Par contre, la reconnaissance fédérale ne garantit pas la protection de l’environnement où les Autochtones exercent cette gestion « en commun ». Souvent, les enjeux de pouvoir et de concurrence économique font monter les enchères créant des situations conflictuelles, poursuit l’historienne. Plusieurs Autochtones et non-Autochtones participent aux puissantes entreprises de l’énergie, dont les gaz de schiste et du jeu, avec les casinos. En 1978, Donald Trump a fait partie de ceux qui ont investi des millions de dollars afin que la nation des Eastern Pequots obtienne la reconnaissance fédérale, un statut qui leur ait été accordé en 2002.
D’après la lecture de huit ouvrages sur la pétrolière Exxon, David Kaiser et Lee Wasserman Rockerfeller Family Fund relatent comment la direction de la pétrolière a orienté le débat public jusqu’au point d’influencer le gouvernement américain à ne pas signer le protocole de Kyoto en 1998. Au fil des décennies, la stratégie a été de mettre l’emphase sur les incertitudes des conclusions scientifiques, créer une fausse contrepartie en exigeant des médias de tenir compte des deux positions, publier des avis dans la page d’éditorial du New York Times et faire de multiples pressions sur le gouvernement et le milieu scientifique.
Benni communi
Présidée par le juriste Stefano Rodotà, la commission créée en 2008 par le gouvernement du président italien, Romano Prodi a défini le « bien commun » de la façon suivante : choses dont dépendent l’exercice des droits fondamentaux et le libre développement de la personne, rapporte le Monde diplomatique de décembre.
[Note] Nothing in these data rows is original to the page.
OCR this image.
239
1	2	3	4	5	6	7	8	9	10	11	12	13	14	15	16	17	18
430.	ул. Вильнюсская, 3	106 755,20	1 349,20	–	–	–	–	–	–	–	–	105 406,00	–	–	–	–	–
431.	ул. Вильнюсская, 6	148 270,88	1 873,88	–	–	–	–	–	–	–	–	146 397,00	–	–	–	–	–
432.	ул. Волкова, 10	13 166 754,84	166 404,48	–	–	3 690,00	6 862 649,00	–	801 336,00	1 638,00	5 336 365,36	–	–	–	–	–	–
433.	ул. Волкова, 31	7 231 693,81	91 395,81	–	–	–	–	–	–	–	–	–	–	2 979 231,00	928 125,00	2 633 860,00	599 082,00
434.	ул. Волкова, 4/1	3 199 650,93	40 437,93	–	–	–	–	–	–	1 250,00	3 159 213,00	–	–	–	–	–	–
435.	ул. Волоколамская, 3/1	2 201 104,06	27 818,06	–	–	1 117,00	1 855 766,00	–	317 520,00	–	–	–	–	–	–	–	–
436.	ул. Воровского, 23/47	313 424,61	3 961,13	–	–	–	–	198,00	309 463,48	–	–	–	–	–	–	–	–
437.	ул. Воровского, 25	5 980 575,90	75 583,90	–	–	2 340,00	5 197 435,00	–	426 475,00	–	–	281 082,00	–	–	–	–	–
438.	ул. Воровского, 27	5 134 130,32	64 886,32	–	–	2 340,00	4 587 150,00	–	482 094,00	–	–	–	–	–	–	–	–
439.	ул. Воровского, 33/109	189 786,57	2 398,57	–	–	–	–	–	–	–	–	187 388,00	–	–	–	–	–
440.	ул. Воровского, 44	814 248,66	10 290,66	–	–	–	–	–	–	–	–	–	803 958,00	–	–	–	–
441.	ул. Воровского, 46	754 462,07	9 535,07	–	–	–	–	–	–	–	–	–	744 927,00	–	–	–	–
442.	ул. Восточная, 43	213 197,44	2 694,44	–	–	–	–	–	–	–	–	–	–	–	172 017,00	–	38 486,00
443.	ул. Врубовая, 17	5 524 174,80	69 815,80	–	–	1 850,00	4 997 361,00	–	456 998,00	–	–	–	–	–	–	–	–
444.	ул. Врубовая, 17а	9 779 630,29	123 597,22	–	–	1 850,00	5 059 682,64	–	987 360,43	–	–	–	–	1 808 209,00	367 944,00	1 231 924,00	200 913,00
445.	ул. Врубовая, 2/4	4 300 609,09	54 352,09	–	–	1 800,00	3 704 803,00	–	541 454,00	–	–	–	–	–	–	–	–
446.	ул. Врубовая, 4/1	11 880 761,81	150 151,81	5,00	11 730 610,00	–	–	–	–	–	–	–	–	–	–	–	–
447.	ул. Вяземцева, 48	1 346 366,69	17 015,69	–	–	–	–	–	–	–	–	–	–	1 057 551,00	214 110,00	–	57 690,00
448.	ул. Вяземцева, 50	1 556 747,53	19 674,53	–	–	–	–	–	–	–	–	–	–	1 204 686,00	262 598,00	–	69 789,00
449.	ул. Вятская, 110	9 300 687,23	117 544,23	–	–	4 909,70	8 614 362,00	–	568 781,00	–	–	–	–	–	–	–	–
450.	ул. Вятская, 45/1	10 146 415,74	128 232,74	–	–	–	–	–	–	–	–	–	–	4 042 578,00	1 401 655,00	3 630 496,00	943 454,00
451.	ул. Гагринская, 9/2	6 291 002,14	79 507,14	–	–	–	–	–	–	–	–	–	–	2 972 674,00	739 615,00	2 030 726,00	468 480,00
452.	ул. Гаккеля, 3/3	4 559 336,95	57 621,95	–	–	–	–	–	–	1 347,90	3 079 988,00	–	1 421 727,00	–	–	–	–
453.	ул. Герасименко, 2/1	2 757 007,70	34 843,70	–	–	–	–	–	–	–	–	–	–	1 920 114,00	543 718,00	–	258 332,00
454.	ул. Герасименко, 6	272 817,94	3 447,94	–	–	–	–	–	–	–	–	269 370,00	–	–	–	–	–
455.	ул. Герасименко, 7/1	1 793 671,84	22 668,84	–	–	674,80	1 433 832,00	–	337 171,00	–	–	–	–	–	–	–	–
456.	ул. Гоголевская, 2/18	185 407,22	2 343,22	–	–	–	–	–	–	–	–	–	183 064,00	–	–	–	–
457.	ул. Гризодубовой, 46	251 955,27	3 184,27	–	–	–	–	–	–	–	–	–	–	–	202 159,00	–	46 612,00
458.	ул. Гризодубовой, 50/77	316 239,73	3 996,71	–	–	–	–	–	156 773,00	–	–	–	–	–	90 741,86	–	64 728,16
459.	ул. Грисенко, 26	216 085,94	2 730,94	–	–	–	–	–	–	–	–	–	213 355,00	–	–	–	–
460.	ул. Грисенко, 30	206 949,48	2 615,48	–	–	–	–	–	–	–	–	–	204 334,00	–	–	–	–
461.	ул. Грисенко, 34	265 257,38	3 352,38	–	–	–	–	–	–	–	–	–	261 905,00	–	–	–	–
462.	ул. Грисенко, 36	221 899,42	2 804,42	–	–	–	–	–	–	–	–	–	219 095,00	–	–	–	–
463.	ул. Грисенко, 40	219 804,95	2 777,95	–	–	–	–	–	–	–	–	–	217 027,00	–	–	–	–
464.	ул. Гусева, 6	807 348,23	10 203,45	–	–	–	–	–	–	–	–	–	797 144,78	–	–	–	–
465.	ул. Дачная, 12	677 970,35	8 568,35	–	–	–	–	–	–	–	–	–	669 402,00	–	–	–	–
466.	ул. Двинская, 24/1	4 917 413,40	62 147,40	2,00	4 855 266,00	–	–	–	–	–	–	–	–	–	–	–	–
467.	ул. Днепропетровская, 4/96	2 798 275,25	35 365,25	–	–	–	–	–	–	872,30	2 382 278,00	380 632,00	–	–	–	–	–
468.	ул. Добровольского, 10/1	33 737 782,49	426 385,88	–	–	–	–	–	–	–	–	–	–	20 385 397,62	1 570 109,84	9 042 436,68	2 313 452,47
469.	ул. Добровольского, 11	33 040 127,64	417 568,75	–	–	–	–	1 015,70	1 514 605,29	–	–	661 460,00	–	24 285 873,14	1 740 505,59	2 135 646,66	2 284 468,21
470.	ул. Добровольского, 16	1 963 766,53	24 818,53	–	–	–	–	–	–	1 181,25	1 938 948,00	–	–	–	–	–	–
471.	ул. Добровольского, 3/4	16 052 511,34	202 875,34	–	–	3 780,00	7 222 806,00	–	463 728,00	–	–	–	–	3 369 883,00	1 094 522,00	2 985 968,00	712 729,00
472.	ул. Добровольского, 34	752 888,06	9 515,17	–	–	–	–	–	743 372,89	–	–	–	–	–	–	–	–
Par exemple, qualifier l’eau de « bien commun » signifie que tous doit y avoir accès. Ainsi, les juristes italiens ont substitué la propriété publique comme gardienne de l’intérêt général à l’État-providence. Toutefois, le changement de perspective exige davantage de participation citoyenne pour fonctionner.
L’application de cette nouvelle définition du « bien commun » se complique avec une ressource comme le gaz naturel. Gazprom, souvent définie comme « l’État dans l’État » en Russie représente la principale source d’approvisionnement en gaz naturel de l’Union européenne (UE). Par un contrat de vingt à trente ans, le consommateur s’engage à acquérir chaque année une certaine quantité à un prix fixe et s’expose à une amende s’il n’acquiert pas la quantité prévue, rapporte le Monde diplomatique de mai 2015. L’Allemagne a renforcé et sécurisé son approvisionnement de gaz russe depuis 2000. Par contre, la Pologne et les pays baltes ayant une frontière commune avec la Russie ont cherché à diversifier leurs fournisseurs constatant le problème de l’approvisionnement en gaz naturel pendant les conflits ukrainiens de 2006 et de 2014.
Les trois gisements en territoire russe mis en service dans les années 1970-1980 arrivent à maturité, une phase de décroissance de la production va s’ensuivre, note la chercheuse au CNRS du laboratoire Pacte-Edden à l’Université Grenoble-Alpes, Catherine Locatelli.